While spectating the burnouts this year, I caught up with the “bourbon fairy,” a large man wearing a tutu, lighted wings from a girl’s Halloween costume and a garden sprayer on his back. He thrust the nozzle towards my mouth. We hadn’t met by name, so I cautiously asked, “What’s in that thing? Bourbon? Proceed.” It turned out that he was with Cleveland Moto, a combined motorcycle sales and repair shop and podcasting collective, the associates of which approach legendary status for their Vintage Days antics. The shop owner, Phil Waters, usually brings a retrofitted bus or some other outrageous vehicle to function as his base of operations. By day, he hosts live podcasts in the AMA events tent and sells motorcycles at the swap meet.

My encounter with the bourbon fairy notwithstanding, I’m not much of a partier myself. I attend mostly for the people-watching — you’d be excused for comparing the vibe to Barter Town, the setting of the dystopian classic Mad Max Beyond Thunderdome — and for my love of motorcycles. I only started riding in my mid-thirties a few years back, but my father, now in his late sixties, has been riding for sixty years. He was the head mechanic for my grandfather, a small-scale Triumph motorcycle dealer in the Sixties and Seventies and spent decades of Saturdays as an amateur dirt bike racer. As we walk up and down the aisles of the swap meets and bike shows, he teaches me about what it was like to ride, own, or work on the classics. “I never owned one of those,” he said about a lovingly restored BSA 441 Victor, “but your grandfather and I had a customer who would race one each weekend and come in on Monday and have us go over it for the next week. We’d retighten the fasteners and adjust the chain tension. Now these things are too rare to actually ride. Look at how spotless this one is!”

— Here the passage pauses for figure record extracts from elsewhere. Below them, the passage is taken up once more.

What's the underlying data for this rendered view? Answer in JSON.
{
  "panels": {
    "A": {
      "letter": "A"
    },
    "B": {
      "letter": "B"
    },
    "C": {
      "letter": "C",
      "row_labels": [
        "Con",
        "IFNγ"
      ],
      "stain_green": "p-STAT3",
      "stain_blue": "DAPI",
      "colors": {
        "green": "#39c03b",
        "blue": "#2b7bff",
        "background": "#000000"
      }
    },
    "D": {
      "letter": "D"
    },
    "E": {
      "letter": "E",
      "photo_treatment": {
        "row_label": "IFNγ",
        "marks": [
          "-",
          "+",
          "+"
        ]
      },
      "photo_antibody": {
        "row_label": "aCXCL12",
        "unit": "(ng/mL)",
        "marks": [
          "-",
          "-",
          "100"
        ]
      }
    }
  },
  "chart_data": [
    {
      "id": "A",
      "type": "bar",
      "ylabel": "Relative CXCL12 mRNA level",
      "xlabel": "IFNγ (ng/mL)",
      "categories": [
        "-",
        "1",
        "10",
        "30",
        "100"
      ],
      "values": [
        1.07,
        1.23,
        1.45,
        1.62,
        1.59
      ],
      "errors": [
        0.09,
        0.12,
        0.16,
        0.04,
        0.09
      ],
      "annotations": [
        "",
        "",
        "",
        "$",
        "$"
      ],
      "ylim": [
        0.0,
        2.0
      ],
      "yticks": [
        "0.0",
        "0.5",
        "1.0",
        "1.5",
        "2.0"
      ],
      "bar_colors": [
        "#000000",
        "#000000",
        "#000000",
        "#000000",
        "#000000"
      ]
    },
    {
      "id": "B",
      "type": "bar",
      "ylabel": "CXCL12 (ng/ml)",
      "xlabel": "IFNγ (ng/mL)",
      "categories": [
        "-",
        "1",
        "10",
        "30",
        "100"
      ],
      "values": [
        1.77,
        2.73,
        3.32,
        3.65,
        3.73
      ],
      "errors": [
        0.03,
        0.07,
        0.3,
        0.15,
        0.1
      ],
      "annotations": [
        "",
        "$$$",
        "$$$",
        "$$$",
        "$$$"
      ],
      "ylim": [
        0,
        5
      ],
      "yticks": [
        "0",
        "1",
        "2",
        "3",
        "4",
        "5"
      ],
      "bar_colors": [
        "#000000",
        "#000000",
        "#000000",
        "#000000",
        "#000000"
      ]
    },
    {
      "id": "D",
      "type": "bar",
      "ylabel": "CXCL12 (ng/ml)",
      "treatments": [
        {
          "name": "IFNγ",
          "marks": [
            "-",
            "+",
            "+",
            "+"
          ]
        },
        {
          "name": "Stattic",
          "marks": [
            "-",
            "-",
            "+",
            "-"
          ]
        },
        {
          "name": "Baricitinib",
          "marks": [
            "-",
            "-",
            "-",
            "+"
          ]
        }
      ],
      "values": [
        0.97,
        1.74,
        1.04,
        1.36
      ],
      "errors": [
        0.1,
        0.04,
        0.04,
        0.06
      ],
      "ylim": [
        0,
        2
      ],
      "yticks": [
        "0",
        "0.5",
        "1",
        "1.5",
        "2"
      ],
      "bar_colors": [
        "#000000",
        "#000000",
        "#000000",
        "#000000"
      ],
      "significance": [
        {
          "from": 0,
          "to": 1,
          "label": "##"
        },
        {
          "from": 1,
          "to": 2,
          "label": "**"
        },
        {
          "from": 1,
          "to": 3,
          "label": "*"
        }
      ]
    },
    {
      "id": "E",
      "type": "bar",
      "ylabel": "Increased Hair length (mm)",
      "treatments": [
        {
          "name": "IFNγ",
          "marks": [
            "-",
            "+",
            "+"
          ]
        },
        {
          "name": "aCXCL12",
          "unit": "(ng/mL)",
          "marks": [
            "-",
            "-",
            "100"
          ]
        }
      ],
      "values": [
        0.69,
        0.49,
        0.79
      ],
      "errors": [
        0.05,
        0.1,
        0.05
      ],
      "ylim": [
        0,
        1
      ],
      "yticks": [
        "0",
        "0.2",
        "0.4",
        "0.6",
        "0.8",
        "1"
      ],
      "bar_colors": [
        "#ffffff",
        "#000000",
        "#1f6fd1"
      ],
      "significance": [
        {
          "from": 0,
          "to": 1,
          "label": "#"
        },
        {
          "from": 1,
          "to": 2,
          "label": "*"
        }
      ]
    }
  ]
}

Like all relatively scarce assets, prices on old motorcycles have spiked recently due in part to the increasing nostalgia of baby boomers and the momentary infusion of capital into the economy with the Covid stimulus packages. Walking up and down the aisles of the swap meet — supposedly the largest one in North America — we could see that the prices reflected this upwards shift in value. Some vintage dirt bike that might have commanded a thousand dollars pre-Covid would be on sale for five this year. I myself own a 1978 Honda CB750, a particularly beloved classic road bike. I paid about $2,000 in 2017 — the ’78 is not a particularly sought-after year for the model. But I saw similar bikes up for grabs for well over double that and in far worse condition.

It didn’t seem to us like there were many takers, though. We’d circle back each day and note the same bikes, now with lower prices. A vendor put a sign outside his trailer that captured the anxieties of the moment. “Due to the current economy and inflation, our prices have increased to reflect the value of the US dollar. Vote better!” On the wall of a portable toilet nearby, someone scrawled “FJB. Our new dictator, Joseph Stolen.” You can detach from society for a weekend, but you can’t escape political and economic tensions any more than you can escape human nature.

There are always upsides even in the darkness, though. A surprise rainstorm flooded our tent with six inches of water. (The track has a well-earned nickname of “Mud Ohio” for its frequent bouts of unpredictable weather.) The man in the tent next door, a fleet mechanic for the postal service named Tim, felt bad for us as we bailed out the water and desperately tried to dry our belongings before nightfall. He gave us some pork loin and baked potatoes.

At breakfast on Sunday morning, some old salt struck up a conversation. He said he was a five-time national champion in a desert racing discipline called “hound and hare.” Having traveled all over, he offered that, “90 percent of people you encounter are great, but man. That last ten percent.” Amen to that.